S. Yizhar à Mishkenot Shaananim

Depuis quelques mois, Mishkenot Shaananim accueille “les vendredis littéraires”,  des livres et leurs auteurs mis en scène avec ce beau titre donnée à cette série, ” la littérature sur scène”.

Moments particuliers de ce Jérusalem littéraire, bouillon de culture, dans ces maisons datant du 19e siècle. Dans la Jérusalem ottomane, le richissime britannique Moshé Montefiore y avait abrité les juifs nécessiteux  qui avaient accepté de vivre en dehors des murailles protectrices.

Aujourd’hui rénovées, ces maisons ont été transformées  en bijou de l’architecture jérusalémite: pierres centenaires, jetées de bouquets fleuris sur les dalles d’époque, bois ancien et ferronnerie d’art, couleurs ocres, rouges et bleus. Mishkenot Shaananim est devenue une belle auberge pour artistes et écrivains ( Saul Bellow y a écrit son roman Le Don de Humboldt qui lui a valu le prix Pulitzer en 1975)  et plus récemment un centre de conférences et d’art.

 

Ce vendredi a été consacré à Yizhar Smilansky –  S. Yizhar – le plus grand écrivain israélien des débuts de l’Etat d’ Israël, pour beaucoup  fondateur de la littérature hébraïque. Yizhar est décédé à l’âge de 90 ans en août 2006. Le Larousse décrit ainsi ce  maître de la littérature israélienne des années 1940. (J’ai volontairement cité le Larousse pour vous permettre d’avoir accès aux titres des livres traduits en français)

” Son héros privilégié est un jeune homme rêveur et tourmenté comme lui, évoluant dans un paysage marqué par les souvenirs d’enfance d’un bourg agricole face aux espaces infinis du désert (le Bois sur la colline, 1947).

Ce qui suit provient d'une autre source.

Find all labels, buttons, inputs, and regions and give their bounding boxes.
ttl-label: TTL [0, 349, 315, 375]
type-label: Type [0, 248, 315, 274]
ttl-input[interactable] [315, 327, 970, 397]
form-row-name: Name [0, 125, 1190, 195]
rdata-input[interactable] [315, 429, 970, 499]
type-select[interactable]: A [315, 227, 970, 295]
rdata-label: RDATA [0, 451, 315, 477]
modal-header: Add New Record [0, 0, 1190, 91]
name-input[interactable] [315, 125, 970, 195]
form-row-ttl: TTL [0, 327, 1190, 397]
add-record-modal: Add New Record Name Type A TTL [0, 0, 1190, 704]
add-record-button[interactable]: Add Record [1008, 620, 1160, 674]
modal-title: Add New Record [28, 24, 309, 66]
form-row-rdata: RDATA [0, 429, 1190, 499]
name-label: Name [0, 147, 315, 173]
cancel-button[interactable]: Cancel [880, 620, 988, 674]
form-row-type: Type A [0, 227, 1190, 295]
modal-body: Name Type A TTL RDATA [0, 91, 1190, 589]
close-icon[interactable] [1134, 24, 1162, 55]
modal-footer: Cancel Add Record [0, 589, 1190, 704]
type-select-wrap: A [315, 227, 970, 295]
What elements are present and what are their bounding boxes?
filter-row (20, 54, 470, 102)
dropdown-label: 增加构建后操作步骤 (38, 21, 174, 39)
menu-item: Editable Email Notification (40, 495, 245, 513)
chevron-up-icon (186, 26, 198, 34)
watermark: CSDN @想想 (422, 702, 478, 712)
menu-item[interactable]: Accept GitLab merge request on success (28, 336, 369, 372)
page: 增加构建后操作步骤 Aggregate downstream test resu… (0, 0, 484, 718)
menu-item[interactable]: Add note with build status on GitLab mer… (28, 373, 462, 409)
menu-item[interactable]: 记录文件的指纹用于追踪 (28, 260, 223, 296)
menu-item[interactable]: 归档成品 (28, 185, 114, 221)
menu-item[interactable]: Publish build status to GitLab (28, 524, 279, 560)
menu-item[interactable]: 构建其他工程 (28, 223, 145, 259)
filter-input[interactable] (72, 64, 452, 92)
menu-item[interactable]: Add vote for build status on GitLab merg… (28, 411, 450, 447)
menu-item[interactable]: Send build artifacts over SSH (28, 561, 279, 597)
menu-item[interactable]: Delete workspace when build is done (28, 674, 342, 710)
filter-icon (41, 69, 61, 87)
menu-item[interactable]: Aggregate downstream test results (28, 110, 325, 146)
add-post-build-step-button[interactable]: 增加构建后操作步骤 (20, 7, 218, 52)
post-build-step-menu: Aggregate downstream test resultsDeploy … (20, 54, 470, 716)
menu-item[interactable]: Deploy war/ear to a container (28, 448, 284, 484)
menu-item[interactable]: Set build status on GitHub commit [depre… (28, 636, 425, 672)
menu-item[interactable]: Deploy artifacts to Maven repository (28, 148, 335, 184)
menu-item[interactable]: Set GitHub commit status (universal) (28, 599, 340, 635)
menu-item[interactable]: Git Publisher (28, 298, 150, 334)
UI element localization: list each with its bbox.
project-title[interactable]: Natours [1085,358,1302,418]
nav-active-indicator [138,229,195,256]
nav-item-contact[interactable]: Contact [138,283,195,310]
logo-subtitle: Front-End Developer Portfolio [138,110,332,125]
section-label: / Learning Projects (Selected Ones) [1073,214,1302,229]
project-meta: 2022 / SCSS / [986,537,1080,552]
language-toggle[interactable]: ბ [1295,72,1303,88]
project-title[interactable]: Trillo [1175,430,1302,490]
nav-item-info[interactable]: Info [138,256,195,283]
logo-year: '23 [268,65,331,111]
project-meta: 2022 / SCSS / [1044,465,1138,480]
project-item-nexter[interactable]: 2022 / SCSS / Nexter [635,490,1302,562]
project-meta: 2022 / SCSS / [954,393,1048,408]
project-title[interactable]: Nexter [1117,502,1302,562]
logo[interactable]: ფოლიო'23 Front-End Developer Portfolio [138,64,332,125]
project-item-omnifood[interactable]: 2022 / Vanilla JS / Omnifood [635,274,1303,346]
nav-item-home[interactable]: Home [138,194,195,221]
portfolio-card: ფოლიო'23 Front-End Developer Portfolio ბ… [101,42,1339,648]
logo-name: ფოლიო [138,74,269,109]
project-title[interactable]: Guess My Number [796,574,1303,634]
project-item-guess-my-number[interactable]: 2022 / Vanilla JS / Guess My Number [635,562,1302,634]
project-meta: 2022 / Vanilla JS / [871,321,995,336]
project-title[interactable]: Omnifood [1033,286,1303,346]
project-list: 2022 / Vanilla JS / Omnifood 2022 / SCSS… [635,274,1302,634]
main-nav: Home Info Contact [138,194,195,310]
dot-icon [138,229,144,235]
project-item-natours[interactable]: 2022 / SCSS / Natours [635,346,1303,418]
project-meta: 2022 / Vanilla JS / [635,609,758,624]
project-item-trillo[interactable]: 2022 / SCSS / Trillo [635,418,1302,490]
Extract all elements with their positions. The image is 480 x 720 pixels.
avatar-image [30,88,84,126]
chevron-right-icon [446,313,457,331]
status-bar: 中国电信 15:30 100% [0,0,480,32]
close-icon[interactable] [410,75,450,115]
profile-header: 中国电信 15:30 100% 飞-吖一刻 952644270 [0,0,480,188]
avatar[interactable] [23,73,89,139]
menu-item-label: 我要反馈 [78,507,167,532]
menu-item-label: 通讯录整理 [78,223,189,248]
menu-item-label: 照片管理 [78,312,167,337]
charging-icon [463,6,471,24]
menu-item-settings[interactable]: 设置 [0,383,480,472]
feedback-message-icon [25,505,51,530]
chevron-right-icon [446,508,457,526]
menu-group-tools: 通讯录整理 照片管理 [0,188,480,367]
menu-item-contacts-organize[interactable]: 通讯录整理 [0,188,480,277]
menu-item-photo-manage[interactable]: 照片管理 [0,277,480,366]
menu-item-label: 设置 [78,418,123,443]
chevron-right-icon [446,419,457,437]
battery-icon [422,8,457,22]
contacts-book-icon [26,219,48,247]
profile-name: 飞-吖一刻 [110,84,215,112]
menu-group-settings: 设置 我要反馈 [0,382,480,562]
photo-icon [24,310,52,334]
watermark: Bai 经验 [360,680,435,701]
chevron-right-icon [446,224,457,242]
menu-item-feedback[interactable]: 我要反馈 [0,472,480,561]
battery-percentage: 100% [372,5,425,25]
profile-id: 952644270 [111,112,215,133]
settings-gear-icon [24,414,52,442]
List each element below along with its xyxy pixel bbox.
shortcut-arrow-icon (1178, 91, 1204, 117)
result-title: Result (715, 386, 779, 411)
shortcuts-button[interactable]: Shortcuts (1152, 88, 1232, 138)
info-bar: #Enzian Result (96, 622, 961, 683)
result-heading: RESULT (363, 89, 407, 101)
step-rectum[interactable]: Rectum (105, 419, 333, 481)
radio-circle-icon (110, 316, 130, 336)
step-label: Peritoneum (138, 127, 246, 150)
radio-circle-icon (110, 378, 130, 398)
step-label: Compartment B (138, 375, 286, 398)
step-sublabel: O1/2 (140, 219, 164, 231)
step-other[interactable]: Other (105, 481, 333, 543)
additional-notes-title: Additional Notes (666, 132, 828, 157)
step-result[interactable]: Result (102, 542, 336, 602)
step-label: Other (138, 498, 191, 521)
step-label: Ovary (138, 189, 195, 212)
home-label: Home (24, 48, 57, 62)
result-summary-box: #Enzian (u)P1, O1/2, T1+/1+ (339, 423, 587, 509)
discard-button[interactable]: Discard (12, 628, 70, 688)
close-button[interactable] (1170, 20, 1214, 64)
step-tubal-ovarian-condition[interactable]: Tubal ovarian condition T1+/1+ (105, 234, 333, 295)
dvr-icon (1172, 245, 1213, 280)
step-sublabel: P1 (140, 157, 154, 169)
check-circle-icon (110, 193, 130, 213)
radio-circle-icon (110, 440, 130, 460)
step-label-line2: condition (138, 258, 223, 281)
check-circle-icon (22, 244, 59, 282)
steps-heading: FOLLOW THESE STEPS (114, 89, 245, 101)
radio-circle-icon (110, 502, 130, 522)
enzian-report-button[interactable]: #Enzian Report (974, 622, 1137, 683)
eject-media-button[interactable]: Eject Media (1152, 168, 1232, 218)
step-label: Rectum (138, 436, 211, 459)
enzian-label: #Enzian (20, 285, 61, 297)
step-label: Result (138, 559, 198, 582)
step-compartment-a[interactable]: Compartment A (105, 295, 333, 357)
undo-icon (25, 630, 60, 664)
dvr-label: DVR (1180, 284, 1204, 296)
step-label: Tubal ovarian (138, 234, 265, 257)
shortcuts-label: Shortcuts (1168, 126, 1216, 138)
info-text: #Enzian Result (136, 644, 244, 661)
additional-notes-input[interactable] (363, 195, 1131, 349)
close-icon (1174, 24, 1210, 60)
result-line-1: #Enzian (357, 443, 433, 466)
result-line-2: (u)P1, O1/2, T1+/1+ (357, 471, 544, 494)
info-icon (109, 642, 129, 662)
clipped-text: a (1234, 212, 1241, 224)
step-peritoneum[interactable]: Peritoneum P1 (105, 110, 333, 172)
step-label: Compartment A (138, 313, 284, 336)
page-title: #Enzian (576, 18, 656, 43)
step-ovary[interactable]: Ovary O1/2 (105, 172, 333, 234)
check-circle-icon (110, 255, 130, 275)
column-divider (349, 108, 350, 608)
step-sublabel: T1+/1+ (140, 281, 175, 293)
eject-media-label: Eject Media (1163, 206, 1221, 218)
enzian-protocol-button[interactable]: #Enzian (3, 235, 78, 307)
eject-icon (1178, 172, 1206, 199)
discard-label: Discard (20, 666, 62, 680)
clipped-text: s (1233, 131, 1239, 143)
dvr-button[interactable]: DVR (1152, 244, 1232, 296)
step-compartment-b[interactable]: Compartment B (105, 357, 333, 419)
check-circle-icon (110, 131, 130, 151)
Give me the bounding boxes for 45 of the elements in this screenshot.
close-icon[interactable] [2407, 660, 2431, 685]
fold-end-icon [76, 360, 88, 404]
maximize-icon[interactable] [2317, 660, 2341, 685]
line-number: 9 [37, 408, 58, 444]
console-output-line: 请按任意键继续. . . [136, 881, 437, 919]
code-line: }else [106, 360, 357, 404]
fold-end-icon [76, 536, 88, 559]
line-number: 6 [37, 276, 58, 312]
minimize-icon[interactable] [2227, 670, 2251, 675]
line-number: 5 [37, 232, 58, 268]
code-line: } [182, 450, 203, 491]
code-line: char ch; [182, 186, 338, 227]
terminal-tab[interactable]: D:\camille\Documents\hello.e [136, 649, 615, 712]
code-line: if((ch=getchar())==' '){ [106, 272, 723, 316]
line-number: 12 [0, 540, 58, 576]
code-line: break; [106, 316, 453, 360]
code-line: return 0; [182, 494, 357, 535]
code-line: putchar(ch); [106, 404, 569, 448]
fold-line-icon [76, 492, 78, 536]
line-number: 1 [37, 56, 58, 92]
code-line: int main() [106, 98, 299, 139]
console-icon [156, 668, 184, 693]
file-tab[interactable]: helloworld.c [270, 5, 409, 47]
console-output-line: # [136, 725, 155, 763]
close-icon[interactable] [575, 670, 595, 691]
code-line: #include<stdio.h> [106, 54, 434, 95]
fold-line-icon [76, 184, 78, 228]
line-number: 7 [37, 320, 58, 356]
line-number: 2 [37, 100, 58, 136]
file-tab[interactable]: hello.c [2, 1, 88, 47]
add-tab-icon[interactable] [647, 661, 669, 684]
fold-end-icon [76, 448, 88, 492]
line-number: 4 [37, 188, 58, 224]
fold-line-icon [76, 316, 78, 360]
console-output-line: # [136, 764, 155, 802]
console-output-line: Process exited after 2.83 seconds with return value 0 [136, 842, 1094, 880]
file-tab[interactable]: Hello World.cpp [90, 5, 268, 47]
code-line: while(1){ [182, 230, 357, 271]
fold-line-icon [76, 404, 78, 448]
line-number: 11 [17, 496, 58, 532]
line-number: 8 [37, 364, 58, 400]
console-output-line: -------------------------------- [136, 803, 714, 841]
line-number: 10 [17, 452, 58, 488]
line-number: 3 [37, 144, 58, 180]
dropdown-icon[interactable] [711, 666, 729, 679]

Dans le roman les Jours de Tziklag (1957), ainsi que dans les Quatre Nouvelles (1956) et les Six Contes d’été (1960), il évoque le drame des combattants pour l’indépendance et leurs victimes, les conquêtes, la destruction et la mort. Avec les Contes de la plaine (1964), il est entré dans l’ère de la désillusion. Son style baroque, amalgamant le langage parlé à toutes les formes de l’hébreu, a profondément marqué la langue littéraire de ses contemporains. Après presque 30 ans, Yizhar brise son silence pour publier deux romans autobiographiques, où il retrace la saga des pionniers sionistes au début du XXe s, Miqdamot, 1992, et Zalhabim, 1993.”

S.Yizhar était un personnage complexe. Grandi dans une famille d’écrivains, professeur de littérature hébraïque à l’université de Tel-Aviv, il fut aussi député dès la première Knesset et jusqu’à 1967.  Il a beaucoup écrit sur la guerre, mais aussi sur la nature et l’écologie.

A Mishkenot Shaananim, S. Yizhar est joué sur scène. Théâtre, danse et mouvements  sur les questionnements de l’écrivain, questions qui avaient déjà dérangé au lendemain de la Guerre d’Indépendance et qui gardent aujourd’hui toutes leur acuité: la nature de la guerre, la désobéissance, la peur de mourir, le destin collectif face au cheminement de l’homme.  Décrivant les événements de la Guerre d’Indépendance, Yizhar avait écrit: ” N’était-ce pas notre privilège de vainqueurs ? Après deux mille ans d’exil et les persécutions en Europe, nous étions à présent les Maîtres. » « Il aimait les guerriers et détestait les guerres »  disait de lui le poète Haim Gouri.

Et un mot sur le public de Mishkenot Shaananim. Si différent des Tel-aviviens. Ces Jérusalémites du 21è siècle semblent dans leurs allures d’avant garde porter sur eux l’histoire millénaire de leur ville.